Down the years of the 70s and 80s it was like finding the pot of gold at the end of the rainbow. That same young team under Shanks and then new recruits under Paisley, later Fagan, Moran and finally King Kenny, poured rich rewards into my lap. Some 11 championships, several FA Cups and League Cups and above all 4 European Cups later one almost felt satiated. Liverpool became the premier football club in the world.

The memories are magic. Fairclough scoring a wonder goal vs St Etienne, Tommy Smith desperately rising above the Borussia Munchengladbach defence to head home, to take the European Cup in Rome, Souness lording it over the Anfield pitch, Grobbelaar dancing in the goal to save Roma penalties and deliver another European Cup in 1984, Rush scoring a triumphant goal vs Everton to win the double finally in 1986, that wonder performance vs Notts Forest which dealt a 5-0 blow in 1988, and above all King Kenny holding trophies aloft and grinning his grin.

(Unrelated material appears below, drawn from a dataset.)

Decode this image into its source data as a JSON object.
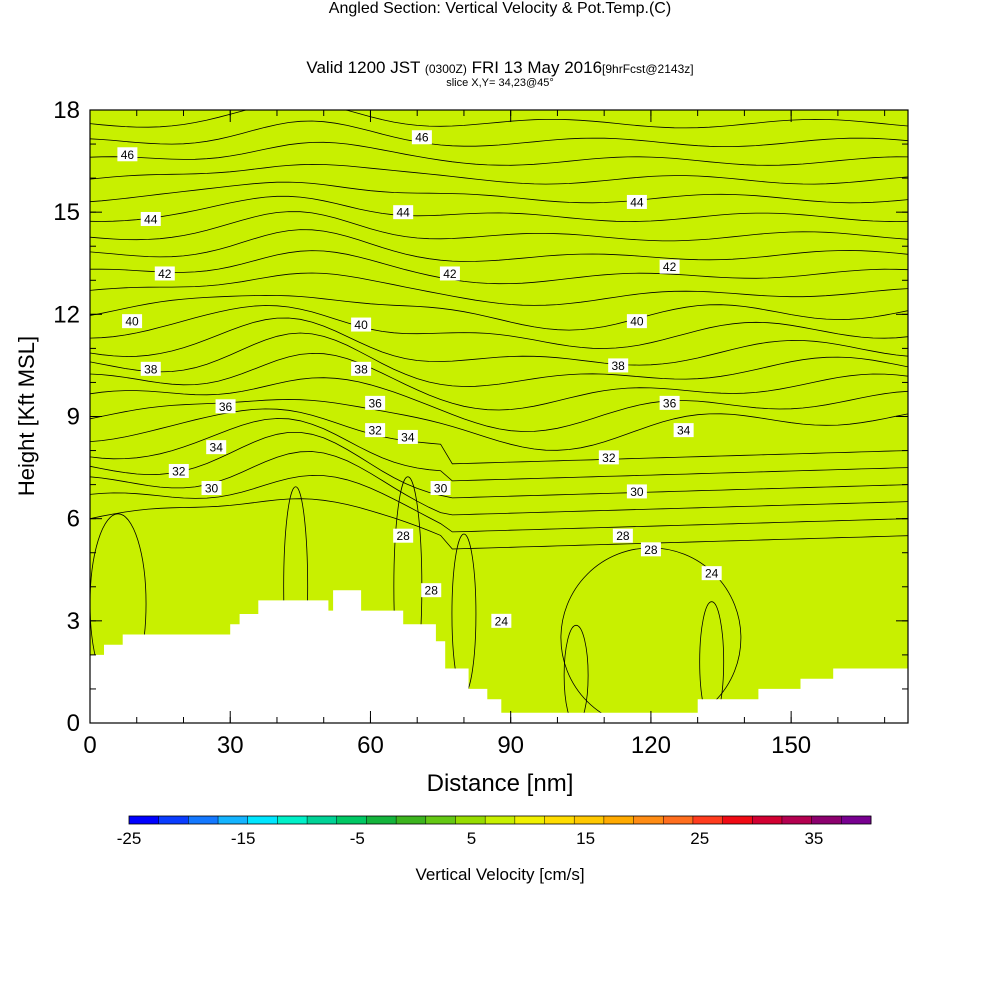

Its not just one way memories only. Passion cannot be built on success alone. It comes as a package. It requires failures and heartbreaks too. So the awful day in 1985 at Heysel and another awful one in 1989 at Hillsborough, death dealt in multiples, and in footballing terms that terrible moment when Michael Thomas rushed across the Anfield pitch to score and take away the League Championship in the dying seconds of the season in 1989, when they were probably putting Liverpool colours onto the trophy. Such heart wrenching moments…but it just grounded Liverpool more into ones heart.

So to return to Gerry and the Pacemakers. They are long gone, but there one abiding memory resides on the Anfield terraces and wherever the supporters go. They reside in millions of hearts across the world, who lie dormant waiting for The Liverpool dream to come back once more. The feel is right and the door is opening once more. One just feels this is 1971 all over again.